Guatemala drug slayings put pressure on government
GUATEMALA CITY (Reuters) - Guatemalan President Oscar Berger is struggling to contain fallout from the murders of politicians and policemen in an election-year scandal that has revealed drug gang links to high-level security forces.
In the space of a few days, the nation has been gripped by a saga involving the slaying of three foreign lawmakers, the arrest of a senior detective for the killings and the discovery of prisoners with their throats cut.
The opposition and rights activists hold up the scandal as clear evidence that top officials have allowed shadowy armed groups free rein to kill and smuggle drugs, weapons and people.
Berger, who took office in 2004 promising to clean up corruption in politics, admits his government is reeling.
"I have to confess, the events of recent days have overwhelmed the advances achieved in these years of government," he said this week.
Interior Minister Carlos Vielmann has been under increasing pressure to resign since suspected drug hitmen killed four policemen at a high-security prison last Sunday. They were shot and had their throats cut.

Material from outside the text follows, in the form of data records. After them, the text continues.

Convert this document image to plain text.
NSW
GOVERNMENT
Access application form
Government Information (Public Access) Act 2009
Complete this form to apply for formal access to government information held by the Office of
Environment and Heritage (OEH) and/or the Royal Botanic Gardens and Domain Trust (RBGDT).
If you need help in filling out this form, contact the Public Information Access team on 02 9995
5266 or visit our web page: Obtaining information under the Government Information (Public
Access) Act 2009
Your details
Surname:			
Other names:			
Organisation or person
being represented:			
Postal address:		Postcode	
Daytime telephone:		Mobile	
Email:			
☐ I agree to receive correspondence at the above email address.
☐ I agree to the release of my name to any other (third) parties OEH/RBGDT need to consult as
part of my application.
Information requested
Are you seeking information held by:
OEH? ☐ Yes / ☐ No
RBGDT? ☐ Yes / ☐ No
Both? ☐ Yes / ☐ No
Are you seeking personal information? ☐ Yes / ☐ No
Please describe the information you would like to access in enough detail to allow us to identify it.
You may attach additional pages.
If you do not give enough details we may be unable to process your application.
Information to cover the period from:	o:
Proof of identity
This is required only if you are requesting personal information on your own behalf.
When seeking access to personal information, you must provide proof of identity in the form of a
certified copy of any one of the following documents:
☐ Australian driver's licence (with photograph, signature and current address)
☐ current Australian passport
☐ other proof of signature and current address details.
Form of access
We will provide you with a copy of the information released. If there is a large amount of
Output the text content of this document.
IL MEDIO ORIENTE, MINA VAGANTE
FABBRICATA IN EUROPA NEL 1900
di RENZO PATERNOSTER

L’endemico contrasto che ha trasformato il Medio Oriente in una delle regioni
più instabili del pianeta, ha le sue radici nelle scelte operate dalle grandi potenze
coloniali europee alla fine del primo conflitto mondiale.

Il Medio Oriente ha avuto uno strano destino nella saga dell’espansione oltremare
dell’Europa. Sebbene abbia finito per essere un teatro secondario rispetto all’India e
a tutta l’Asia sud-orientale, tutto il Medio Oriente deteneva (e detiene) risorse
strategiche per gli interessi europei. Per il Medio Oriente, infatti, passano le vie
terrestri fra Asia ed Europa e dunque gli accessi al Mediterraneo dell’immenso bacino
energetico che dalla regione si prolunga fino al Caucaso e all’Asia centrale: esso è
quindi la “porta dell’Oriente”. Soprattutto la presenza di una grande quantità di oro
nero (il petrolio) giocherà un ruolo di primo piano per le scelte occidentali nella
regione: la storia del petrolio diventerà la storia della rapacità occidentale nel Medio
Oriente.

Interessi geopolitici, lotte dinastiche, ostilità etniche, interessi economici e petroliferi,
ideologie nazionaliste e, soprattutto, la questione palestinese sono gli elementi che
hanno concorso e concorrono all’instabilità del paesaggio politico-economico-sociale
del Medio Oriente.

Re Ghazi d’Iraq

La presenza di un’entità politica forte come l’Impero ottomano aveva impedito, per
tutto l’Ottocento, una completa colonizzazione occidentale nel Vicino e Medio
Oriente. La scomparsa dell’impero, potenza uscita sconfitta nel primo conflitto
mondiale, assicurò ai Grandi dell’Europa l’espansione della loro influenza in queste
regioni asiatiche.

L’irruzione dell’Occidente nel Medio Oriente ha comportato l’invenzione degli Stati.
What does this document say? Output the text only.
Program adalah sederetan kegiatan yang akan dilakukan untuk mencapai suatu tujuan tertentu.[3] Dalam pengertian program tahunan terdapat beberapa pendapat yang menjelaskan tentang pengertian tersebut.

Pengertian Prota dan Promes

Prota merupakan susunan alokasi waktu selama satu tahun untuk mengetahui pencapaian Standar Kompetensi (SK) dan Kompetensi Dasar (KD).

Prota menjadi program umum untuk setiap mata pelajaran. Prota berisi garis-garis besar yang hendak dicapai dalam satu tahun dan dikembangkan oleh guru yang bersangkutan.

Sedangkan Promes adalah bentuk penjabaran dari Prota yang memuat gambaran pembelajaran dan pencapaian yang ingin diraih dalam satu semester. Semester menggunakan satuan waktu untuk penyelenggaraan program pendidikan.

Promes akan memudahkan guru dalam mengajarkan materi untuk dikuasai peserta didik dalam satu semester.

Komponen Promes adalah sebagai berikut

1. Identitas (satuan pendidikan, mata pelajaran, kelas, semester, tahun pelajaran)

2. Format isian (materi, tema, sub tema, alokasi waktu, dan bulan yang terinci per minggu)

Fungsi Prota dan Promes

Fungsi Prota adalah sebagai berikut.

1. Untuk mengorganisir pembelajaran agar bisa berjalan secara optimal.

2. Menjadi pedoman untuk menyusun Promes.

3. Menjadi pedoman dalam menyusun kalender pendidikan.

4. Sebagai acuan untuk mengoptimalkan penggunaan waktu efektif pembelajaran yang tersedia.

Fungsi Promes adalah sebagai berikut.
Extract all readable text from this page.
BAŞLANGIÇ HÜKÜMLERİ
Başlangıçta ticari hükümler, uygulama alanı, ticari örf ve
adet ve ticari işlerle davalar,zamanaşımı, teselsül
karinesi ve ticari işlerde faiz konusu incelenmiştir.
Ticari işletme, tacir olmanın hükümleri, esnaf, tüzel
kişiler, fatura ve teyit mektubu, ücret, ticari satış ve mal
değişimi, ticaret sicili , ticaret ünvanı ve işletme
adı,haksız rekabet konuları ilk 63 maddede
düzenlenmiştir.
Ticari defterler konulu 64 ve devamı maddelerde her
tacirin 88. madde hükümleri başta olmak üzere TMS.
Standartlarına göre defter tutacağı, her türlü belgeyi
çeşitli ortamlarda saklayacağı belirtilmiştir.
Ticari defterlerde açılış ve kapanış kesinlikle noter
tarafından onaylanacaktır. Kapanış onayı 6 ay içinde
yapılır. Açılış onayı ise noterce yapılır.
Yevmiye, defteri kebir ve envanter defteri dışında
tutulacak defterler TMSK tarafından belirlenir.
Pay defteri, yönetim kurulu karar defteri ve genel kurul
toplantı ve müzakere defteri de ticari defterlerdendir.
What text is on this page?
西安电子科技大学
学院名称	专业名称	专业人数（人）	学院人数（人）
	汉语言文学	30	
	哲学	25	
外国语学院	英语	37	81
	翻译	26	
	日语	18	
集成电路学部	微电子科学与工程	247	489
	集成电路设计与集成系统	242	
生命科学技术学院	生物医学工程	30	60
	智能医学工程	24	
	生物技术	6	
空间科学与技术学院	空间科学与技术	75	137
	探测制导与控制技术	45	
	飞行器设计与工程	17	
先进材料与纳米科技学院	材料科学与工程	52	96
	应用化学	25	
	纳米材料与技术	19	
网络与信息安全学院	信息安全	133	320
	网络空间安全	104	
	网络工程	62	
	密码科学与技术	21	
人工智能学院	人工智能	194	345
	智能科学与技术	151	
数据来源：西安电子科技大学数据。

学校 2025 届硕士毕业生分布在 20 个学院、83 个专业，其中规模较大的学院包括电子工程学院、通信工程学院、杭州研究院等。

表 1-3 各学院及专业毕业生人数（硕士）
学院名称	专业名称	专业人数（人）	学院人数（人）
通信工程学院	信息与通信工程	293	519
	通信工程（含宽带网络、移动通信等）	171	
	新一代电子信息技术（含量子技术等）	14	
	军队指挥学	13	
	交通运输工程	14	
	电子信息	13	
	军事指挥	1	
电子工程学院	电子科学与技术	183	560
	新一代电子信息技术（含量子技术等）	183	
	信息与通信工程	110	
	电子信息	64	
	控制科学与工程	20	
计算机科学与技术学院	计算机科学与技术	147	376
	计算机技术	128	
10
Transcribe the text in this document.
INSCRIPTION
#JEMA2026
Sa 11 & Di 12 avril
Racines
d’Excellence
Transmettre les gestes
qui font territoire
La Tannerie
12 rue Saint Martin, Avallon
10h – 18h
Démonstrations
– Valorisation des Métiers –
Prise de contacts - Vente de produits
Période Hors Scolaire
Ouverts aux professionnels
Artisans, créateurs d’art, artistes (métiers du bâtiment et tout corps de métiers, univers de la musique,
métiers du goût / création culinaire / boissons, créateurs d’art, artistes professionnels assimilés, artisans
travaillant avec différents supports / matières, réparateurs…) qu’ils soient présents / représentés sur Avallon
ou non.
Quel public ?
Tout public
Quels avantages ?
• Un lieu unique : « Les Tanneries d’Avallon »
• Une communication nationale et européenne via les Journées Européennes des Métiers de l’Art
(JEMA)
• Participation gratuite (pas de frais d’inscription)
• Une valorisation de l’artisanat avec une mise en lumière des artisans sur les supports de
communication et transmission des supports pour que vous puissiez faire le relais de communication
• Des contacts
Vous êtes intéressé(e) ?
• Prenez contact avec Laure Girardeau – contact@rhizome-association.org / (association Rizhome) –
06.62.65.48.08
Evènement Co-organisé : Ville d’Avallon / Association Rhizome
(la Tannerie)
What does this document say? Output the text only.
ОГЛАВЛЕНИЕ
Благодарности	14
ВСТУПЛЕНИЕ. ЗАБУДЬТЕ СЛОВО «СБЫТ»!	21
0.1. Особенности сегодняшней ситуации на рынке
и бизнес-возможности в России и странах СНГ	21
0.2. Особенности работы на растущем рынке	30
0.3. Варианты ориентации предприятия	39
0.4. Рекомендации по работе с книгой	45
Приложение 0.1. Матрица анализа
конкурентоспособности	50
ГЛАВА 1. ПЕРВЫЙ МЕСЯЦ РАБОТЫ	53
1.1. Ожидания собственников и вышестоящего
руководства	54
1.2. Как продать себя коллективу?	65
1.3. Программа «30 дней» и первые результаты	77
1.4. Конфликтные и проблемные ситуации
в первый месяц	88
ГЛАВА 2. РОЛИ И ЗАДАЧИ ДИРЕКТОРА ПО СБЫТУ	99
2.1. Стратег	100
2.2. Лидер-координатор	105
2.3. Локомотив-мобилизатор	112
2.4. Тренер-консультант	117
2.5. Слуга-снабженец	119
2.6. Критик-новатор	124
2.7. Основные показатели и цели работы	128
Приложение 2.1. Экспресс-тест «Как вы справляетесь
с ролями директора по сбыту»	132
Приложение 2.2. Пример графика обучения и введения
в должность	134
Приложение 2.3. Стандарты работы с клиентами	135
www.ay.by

The policemen, including the head of the squad that targets organized crime, had been arrested for the drug-related murders a few days earlier of three Salvadoran members of the Central American parliament whose charred bodies were left on an isolated road.
In a twist to the tale, one of the slain lawmakers was the son of Roberto D'Aubuisson, an infamous 1980s death squad leader during El Salvador's civil war.
"THIS IS ANARCHY"
A candidate for this year's presidential election says groups with links to organized crime operate within the police force and the ministry and were behind the recent killings.
"We can't allow Guatemala to go on in this situation -- this is anarchy," said candidate Otto Perez Molina, a former military intelligence chief running second in opinion polls to center-leftist Alvaro Colom.
The president backs Vielmann but says the minister may have to take a lie detector test.
The scandal is the latest blow to the image of Guatemala, a U.S. partner in a regional trade pact that is still recovering from a 36-year civil war that ended in 1996.
Most cocaine destined for the United States from South America is smuggled through Guatemala, also plagued by youth gangs and police corruption.
Neighboring El Salvador, itself a country with high rates of crime and violence, is demanding Berger take action over the killing of the lawmakers.
"There are authorities in Guatemala who must face justice, we have requested this with total respect to President Berger," El Salvador President Antonio Saca said.